MG: Working on that film, what is your most fondest memory looking back?
ZW: When Bob Clark directed me and pretty much taught me how to act, not only artistically but as a respectful professional. He was a father figure to me and has shaped the way I live my life.

MG: How do you feel about them making “A Christmas Story” into a musical for stage?
ZW: Ecstatic! I love the show and love watching people enjoy it. I think they should make the bully more important, but that’s just me.

MG: You have worked quite a bit with Uwe Boll, tell us how that relationship start?
ZW:  I auditioned for “Postal” and got the job. While we were shooting he offered me the bad guy role in “Bloodrayne: Deliverance”. I learned a lot about film making from Uwe. Specifically what NOT to do, and honestly that’s just as valuable an education. Do I wish “Postal” was a good movie that had a nation wide launch with rave reviews? Absolutely. But you know my thoughts on wasting my time “wishing”.

MG: Partly due to that you have starred in 4 video game adaptations, are you generally a gamer? Where you familiar with the games prior to working on the films?
ZW: I like video game (just finished “Portal 2”) but it has nothing to do with it. That’s kind of like asking if I’m into books because the film is an adaptation. It doesn’t matter what the source material comes from as long as their is a character I can pursue and play with. As to the specific games; I played “Resident Evil”, loved the story but hated the controller. I thought “Postal” was a boring game. “Bloodrayne” was cool and the avatar was sexy. The other I never tried.

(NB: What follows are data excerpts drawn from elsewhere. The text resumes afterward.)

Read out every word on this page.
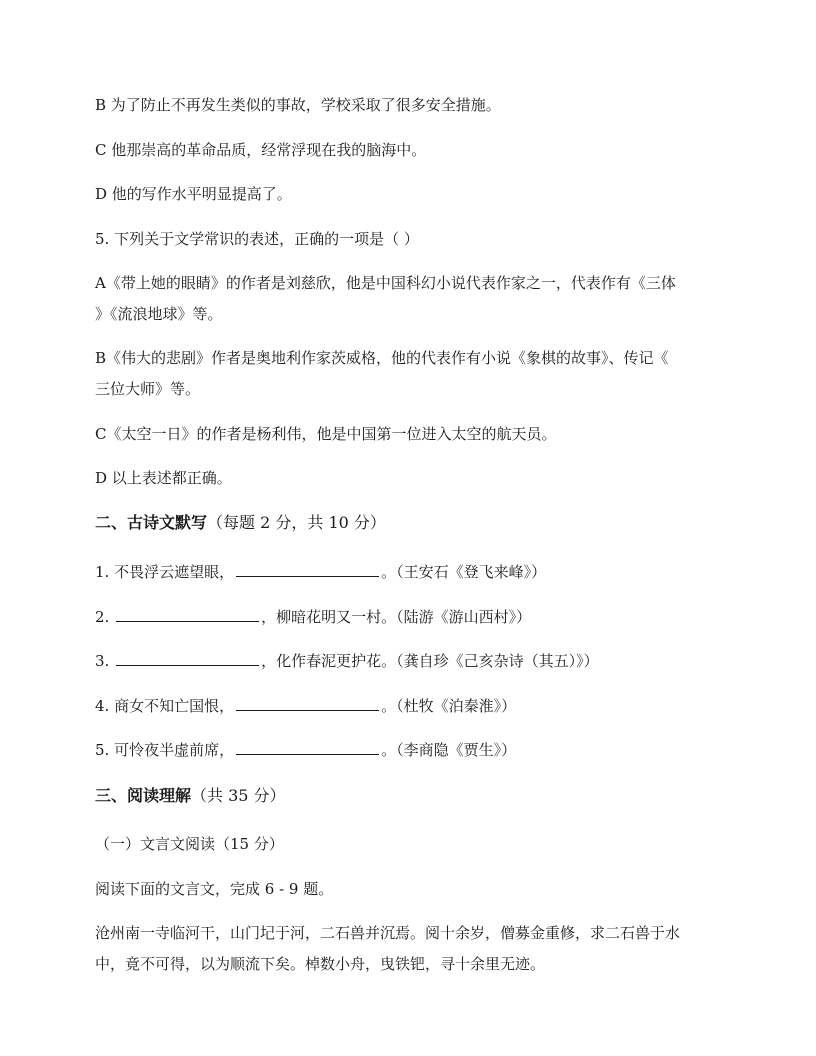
B 为了防止不再发生类似的事故，学校采取了很多安全措施。
C 他那崇高的革命品质，经常浮现在我的脑海中。
D 他的写作水平明显提高了。
5. 下列关于文学常识的表述，正确的一项是（ ）
A《带上她的眼睛》的作者是刘慈欣，他是中国科幻小说代表作家之一，代表作有《三体
》《流浪地球》等。
B《伟大的悲剧》作者是奥地利作家茨威格，他的代表作有小说《象棋的故事》、传记《
三位大师》等。
C《太空一日》的作者是杨利伟，他是中国第一位进入太空的航天员。
D 以上表述都正确。
二、古诗文默写（每题 2 分，共 10 分）
1. 不畏浮云遮望眼，	。（王安石《登飞来峰》）
2.	，柳暗花明又一村。（陆游《游山西村》）
3.	，化作春泥更护花。（龚自珍《己亥杂诗（其五）》）
4. 商女不知亡国恨，	。（杜牧《泊秦淮》）
5. 可怜夜半虚前席，	。（李商隐《贾生》）
三、阅读理解（共 35 分）
（一）文言文阅读（15 分）
阅读下面的文言文，完成 6 - 9 题。
沧州南一寺临河干，山门圮于河，二石兽并沉焉。阅十余岁，僧募金重修，求二石兽于水
中，竟不可得，以为顺流下矣。棹数小舟，曳铁钯，寻十余里无迹。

MG: Tell us about appearing on the show “Breakout Kings”?
ZW: Good fun. Shot in my hometown of Toronto. The director was the steadicam operator on “Titus”, so we knew each other. The cast is great. Got to do the big explosion scene, every guys wet dream. Script was intriguing and then got dumbed down in the edit. I like the show and hope they keep pushing envelopes.

MG: You also appeared this year in the TV film “Accidentally in Love”, tell us about working on that?
ZW: I got an offer from the Hallmark Channel to do a comedy and thought, “why not”. Silly fun stuff wearing a giant bunny suit? What’s not to like.

MG: You starred in two of the best episodes of the show “Dollhouse”, what can you tell us about that experience?
ZW: Just a big pile of AWESOME! And then they made comics for the DVD release so I’m in a comic books which pretty much makes all my adolescent fantasies come true. Guns, zombies, lesbians, saving the world….what more do you want?

MG: Are you planning on producing more in the future?
ZW: Yup. Just finishing off “Last Stop” (themovielaststop.com). We haven’t sold it yet but have a bunch of distributors lined up and asking. Not surprised as we’ve got Mena Suvari, Brian Austin Green, Joanne Kelly and Bob Picardo in it. And honestly they are amazing. If you check out the site you’ll see some cool pics and posters. The trailer is a temp done by one of our interns, but still pretty cool for what it is.

MG: What other projects are you currently working on and have planned upcoming?
ZW: I’m producing and directing my next film which is called “Experimental”. That sucker is gonna blow your mind.